Evocative Resistance against the “Decadent God of White Supremacy”: 3 Black Women as Community Othermothers of Education and Human Rights Activism
This project reveals how Gwendolyn Bennett, Claudia Jones, and Mae Mallory transformed “community othermothering” into radical pedagogy, advancing Black liberation and anti-imperialist struggles through Harlem’s classrooms, courtrooms, and cultural institutions. By examining their poetry, publications composed under incarceration, and organizing materials, Belser will chart how their lived experiences—forged through U.S. state violence yet dedicated to global Black liberation—interweave to create otherworldly blueprints for survival, resistance, and the fundamental human right to exist, countering today’s systemic erasure of freedom struggles. The resulting digital archive and teaching toolkit will embody their distinct poetic styles (such as Bennett’s visual scrapbooks, Jones’ transnational polemics, Mallory’s legal narratives), transforming their pedagogical models into living blueprints for movement-building in contemporary educational spaces.
Liner Note Revolution
Alonge’s ongoing Ph.D. dissertation covers the adjacent rise of the Free Jazz tradition and the Black Arts Movement in the 1960s and onward, looking specifically at interdisciplinary collectives like Umbra, Baraka’s 27 Cooper Square, AACM, e.g. This project explicitly grapples with and argues that the composite Black artistic productions in these collectives, where poets performed with jazz musicians and jazz musicians wrote poems, represent a core aesthetic politic toward a “movement” (read in its kinetic register) toward theories of Blackness or Black Art that reject fixed nouns or another narrow signification. Some examples of these liner note poetics include Cecil Taylor’s liner notes for his 1966 album, Unit Structures (Taylor, notably, collaborated and lived in proximity with many of the poets in Umbra and 27 Cooper Square), Joseph Jarman’s liner notes on the Art Ensemble of Chicago’s 1969 album Message to Our Folks (Jarman, notably, collaborate with the undersung Chicago poet, Amus Mor), and the poet Henry Dumas liner notes for Sun Ra’s 1967 album Cosmic Tones for Mental Therapy. This project aims to produce a publication that pairs images of these liner note poems and prose with transcribed oral histories interviews, poetry, and political manifestoes from figures and movements that influenced their orientation and configuration onto the records they appear.

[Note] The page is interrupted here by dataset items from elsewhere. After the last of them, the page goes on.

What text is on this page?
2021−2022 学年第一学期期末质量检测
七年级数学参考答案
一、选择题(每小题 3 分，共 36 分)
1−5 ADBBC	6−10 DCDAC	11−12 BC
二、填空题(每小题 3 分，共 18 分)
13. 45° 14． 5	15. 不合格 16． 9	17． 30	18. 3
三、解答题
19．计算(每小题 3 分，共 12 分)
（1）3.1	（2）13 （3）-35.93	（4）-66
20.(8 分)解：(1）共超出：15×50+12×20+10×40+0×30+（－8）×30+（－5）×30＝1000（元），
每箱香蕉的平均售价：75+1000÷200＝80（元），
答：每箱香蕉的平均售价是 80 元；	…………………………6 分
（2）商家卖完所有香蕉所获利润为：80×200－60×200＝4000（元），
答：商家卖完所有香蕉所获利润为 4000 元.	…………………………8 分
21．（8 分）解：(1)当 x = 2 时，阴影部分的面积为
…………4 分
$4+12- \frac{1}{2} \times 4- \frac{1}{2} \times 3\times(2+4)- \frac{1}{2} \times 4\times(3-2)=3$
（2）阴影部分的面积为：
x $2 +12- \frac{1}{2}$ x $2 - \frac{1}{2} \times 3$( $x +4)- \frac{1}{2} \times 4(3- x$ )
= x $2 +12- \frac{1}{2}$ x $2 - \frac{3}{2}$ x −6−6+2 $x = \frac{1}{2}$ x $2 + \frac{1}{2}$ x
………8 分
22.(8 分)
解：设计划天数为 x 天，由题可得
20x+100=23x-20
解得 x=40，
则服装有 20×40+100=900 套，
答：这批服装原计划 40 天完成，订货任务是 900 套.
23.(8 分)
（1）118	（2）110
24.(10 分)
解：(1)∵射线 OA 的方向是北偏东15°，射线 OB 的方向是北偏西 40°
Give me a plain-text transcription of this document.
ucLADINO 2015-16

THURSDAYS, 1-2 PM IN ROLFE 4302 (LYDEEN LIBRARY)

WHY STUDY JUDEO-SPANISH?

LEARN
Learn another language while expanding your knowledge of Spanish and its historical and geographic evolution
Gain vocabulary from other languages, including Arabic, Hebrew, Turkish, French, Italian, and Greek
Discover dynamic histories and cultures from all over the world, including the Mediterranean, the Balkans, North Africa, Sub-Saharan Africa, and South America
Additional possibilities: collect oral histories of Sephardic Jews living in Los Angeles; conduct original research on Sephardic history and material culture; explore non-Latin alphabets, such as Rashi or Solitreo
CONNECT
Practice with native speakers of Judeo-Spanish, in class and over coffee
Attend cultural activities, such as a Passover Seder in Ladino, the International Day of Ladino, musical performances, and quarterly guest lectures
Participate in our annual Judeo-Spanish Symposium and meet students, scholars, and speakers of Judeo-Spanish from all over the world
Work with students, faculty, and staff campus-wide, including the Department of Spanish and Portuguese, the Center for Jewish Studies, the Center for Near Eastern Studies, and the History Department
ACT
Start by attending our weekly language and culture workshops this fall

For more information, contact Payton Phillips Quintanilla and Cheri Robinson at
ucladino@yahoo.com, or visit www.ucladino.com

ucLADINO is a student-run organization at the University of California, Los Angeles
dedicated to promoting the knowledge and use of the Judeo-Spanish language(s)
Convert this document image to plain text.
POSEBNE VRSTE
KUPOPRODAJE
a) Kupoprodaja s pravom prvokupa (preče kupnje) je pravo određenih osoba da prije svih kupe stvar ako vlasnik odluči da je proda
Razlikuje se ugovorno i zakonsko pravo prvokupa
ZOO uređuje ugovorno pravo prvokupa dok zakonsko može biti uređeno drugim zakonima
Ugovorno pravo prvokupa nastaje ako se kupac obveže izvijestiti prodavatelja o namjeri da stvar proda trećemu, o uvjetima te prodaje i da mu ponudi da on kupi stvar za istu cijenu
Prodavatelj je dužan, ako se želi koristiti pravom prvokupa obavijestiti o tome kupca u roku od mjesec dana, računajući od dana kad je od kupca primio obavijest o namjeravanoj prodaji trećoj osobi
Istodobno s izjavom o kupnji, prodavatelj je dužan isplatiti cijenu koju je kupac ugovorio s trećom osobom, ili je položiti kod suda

Nuyorican Aesthetic: Archiving Maria “Mariposa” Fernandez’ Life and Work
This project aims to organize Mariposa’s physical archive and develop a digital database in the form of an
interactive website. This initiative’s main objective is to preserve and share the legacy of a pivotal figure in the Nuyorican Poets Cafe movement. The project will create from the absence of dialogue surrounding Mariposa and the Nuyorican Aesthetic by creating a comprehensive showcase that honors her contributions and sheds light on her lived experiences – in order for us to not forget.
The Aesthetic, Literary, and Political Dialogues of Mary Ellen Solt
Mary Ellen Solt is best known for her involvement with concrete poetry in the 1960s, as she not only wrote her own collections of concrete poems but also published the influential 1968 anthology Concrete Poetry: A World View. After the anthology’s initial publication, Solt kept up several years of written correspondence with major concrete poetry founders, such as with Swiss-Bolivian poet Eugen Gomringer and poets of the Noigandres group in Brazil. This project aims to uncover these letters, as well as those from her correspondence with William Carlos Williams and major objectivist poets, as a means to explore further aesthetic, literary, and political dialogues taking place transnationally in this era and discover synchronicities across various components of her archive.